Pour Brice Clotaire Oligui Nguema, cette nouvelle réalité impose un changement de paradigme. Le temps des relations fondées sur des logiques héritées d’une autre époque doit céder la place à des partenariats gagnants-gagnants où chaque État est respecté dans sa souveraineté et où les intérêts des populations occupent une place centrale.
C’est dans cet esprit que s’inscrit la visite d’État effectuée en France. 42 années se sont écoulées depuis qu’un Président Gabonais avait été reçu à ce niveau de protocole par les autorités françaises.

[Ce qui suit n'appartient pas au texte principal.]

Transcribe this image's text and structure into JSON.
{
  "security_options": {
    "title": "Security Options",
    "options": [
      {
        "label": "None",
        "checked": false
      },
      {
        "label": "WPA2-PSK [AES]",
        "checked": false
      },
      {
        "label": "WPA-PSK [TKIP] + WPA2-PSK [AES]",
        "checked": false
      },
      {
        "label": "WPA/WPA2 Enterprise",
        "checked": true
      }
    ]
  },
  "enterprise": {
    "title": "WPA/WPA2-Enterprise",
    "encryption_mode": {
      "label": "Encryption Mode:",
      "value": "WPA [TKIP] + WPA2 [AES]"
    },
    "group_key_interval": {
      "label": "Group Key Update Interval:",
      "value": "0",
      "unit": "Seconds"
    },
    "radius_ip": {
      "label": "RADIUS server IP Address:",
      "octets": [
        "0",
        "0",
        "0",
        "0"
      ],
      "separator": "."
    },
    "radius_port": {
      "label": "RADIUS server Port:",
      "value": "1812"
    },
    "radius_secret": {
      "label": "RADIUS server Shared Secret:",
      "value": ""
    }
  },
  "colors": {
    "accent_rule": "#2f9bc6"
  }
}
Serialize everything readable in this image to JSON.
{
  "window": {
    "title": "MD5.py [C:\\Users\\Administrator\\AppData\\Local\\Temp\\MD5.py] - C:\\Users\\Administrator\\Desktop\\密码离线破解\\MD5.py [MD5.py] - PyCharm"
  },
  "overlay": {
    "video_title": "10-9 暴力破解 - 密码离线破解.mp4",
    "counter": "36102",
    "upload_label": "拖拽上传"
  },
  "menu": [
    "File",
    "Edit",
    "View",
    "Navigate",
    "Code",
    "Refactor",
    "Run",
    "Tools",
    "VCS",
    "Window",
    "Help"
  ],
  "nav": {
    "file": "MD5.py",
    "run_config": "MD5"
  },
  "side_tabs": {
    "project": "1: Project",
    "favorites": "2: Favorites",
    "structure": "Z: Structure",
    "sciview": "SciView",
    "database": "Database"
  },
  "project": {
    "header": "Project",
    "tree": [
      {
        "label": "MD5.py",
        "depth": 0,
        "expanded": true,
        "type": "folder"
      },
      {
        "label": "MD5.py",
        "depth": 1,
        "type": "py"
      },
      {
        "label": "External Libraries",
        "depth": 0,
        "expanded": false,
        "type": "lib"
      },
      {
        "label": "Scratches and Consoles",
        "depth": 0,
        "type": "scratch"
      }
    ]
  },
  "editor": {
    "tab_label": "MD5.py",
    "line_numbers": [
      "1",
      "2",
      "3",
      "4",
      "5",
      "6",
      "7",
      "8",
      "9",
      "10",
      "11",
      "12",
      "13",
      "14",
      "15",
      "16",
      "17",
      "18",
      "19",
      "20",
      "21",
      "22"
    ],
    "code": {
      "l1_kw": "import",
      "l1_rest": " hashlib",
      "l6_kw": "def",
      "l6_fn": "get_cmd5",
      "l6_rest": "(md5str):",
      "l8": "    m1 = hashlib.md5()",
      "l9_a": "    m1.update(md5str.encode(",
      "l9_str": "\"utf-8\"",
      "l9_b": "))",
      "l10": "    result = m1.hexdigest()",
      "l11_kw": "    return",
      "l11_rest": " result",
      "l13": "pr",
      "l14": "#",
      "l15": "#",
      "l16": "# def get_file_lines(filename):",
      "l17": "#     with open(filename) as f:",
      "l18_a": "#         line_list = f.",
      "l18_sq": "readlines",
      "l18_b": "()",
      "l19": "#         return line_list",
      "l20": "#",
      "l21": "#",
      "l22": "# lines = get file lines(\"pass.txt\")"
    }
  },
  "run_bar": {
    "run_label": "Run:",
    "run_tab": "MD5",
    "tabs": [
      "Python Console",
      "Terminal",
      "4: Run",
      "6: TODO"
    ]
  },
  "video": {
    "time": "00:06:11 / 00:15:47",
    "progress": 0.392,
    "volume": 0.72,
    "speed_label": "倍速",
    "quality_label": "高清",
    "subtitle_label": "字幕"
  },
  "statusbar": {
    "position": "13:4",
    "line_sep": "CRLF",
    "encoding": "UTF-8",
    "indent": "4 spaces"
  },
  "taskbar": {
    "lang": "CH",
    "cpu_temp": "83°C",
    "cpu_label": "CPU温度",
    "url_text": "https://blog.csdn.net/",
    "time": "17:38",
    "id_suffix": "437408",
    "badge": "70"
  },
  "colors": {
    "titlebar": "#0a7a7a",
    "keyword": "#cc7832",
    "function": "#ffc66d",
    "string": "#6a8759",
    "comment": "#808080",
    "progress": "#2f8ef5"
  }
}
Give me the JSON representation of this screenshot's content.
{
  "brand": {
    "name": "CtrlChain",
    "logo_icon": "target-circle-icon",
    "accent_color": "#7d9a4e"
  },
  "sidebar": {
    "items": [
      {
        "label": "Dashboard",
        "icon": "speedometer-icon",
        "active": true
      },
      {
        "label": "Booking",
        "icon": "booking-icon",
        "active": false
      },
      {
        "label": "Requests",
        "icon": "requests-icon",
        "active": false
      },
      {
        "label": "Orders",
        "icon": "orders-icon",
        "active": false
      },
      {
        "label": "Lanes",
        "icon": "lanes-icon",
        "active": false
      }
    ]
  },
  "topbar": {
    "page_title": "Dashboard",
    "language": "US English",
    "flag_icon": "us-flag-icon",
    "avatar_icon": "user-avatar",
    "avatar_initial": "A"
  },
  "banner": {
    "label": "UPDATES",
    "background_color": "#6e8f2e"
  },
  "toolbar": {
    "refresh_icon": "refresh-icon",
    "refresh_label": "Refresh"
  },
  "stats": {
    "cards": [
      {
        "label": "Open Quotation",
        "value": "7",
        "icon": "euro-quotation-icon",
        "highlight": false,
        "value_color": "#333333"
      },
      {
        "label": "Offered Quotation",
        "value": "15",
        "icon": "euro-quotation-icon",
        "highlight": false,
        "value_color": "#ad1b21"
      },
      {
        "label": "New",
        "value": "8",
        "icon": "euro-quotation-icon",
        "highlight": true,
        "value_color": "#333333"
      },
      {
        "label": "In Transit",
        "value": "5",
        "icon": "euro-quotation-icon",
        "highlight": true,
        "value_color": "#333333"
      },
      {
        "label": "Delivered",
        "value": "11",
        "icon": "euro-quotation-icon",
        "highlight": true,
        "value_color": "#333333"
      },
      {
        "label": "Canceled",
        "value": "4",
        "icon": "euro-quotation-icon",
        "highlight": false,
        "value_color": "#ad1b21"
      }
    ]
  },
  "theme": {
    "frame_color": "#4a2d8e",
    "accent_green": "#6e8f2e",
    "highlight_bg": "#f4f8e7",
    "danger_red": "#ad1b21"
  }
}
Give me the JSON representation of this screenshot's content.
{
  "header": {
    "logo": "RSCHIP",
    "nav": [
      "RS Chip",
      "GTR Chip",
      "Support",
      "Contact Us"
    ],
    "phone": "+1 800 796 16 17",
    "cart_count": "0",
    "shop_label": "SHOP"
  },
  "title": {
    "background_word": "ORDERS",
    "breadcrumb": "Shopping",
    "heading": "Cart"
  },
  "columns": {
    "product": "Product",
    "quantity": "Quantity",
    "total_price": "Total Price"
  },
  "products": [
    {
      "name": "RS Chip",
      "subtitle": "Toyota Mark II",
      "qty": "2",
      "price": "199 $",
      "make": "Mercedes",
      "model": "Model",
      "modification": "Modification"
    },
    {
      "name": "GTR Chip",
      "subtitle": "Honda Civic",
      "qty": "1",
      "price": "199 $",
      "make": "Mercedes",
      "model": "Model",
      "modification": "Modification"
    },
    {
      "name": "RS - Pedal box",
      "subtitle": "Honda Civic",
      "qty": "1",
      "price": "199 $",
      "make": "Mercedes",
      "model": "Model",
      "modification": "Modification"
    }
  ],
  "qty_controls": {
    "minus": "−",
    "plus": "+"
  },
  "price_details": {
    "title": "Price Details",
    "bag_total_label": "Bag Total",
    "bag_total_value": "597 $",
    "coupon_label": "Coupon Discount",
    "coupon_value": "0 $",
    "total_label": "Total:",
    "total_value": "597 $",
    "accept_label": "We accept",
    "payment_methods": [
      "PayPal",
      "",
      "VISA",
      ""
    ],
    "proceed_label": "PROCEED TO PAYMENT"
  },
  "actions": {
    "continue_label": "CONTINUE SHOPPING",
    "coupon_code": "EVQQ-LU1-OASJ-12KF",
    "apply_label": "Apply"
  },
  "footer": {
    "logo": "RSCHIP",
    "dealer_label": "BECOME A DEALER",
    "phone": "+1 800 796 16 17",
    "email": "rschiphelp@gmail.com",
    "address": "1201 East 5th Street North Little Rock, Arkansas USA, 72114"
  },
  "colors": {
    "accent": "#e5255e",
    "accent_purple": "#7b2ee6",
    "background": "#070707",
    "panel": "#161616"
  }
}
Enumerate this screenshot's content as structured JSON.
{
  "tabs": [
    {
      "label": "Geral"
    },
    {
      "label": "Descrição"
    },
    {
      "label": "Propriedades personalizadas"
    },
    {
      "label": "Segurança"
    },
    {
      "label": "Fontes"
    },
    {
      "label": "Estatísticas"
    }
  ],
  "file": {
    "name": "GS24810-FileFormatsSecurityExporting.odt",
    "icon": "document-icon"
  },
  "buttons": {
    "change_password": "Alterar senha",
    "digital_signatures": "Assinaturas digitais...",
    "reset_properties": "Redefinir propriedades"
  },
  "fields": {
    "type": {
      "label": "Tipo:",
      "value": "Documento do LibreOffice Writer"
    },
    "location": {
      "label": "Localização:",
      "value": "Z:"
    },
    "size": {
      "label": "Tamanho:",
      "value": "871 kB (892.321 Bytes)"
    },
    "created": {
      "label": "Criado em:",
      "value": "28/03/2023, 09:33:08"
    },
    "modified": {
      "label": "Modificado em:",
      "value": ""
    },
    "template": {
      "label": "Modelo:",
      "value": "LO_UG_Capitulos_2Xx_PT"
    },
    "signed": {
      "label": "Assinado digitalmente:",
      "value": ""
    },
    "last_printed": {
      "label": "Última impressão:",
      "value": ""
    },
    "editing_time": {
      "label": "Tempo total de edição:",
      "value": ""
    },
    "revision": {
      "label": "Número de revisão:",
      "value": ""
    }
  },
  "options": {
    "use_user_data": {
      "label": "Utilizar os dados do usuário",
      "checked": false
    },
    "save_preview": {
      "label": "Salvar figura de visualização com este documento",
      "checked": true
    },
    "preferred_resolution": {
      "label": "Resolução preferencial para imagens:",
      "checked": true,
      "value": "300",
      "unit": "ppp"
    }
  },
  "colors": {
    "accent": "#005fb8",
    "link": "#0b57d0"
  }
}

Pour le Chef de l’Exécutif cette séquence diplomatique ne traduit ni une volonté de revenir à des schémas anciens, ni une quelconque relation de dépendance. Elle marque plutôt l’ouverture d’une nouvelle étape des relations franco-gabonaises, fondée sur un dialogue entre partenaires souverains.
Dans son entretien, le Numéro Un Gabonais souligne que le Gabon ne vient pas solliciter des privilèges ou des traitements particuliers. Le pays entend construire des partenariats équilibrés, dans lesquels chacune des parties trouve un intérêt mutuel. Cette approche, explique-t-il, repose sur le principe d’équité, loin des mécanismes de rente qui ont longtemps caractérisé certaines relations économiques entre l’Afrique et ses partenaires.
Le Chef de l’État insiste aussi sur le fait que cette évolution ne vise aucun pays en particulier. Le Gabon ne s’inscrit pas dans une logique de confrontation ou d’opposition. Il défend au contraire une diplomatie d’ouverture, fondée sur le dialogue avec l’ensemble des partenaires internationaux. L’objectif est de bâtir des coopérations plus modernes, plus transparentes et davantage adaptées aux priorités nationales.
Cette orientation diplomatique s’inscrit dans une dynamique plus large engagée depuis le 30 août 2023 et consolidée par l’élection présidentielle d’avril 2025, qui a consacré le retour à l’ordre constitutionnel et au pouvoir civil. Pour Brice Clotaire Oligui Nguema, le renforcement des institutions, la restauration de la crédibilité internationale du Gabon et la défense des intérêts nationaux procèdent d’une même ambition : repositionner le pays comme un acteur souverain, respecté et pleinement maître de son destin.
Par le biais de cet entretien accordé au Figaro, le Président de la République expose ainsi les fondements d’une nouvelle doctrine diplomatique gabonaise. Une doctrine qui ne remet pas en cause les partenariats historiques, mais qui invite à les réinventer à la lumière des réalités actuelles.
Pour Libreville, changer de paradigme ne signifie pas changer de camp ; cela consiste avant tout à construire des relations plus équilibrées, où le respect mutuel, la souveraineté des États et la recherche d’intérêts partagés deviennent les piliers de la coopération internationale.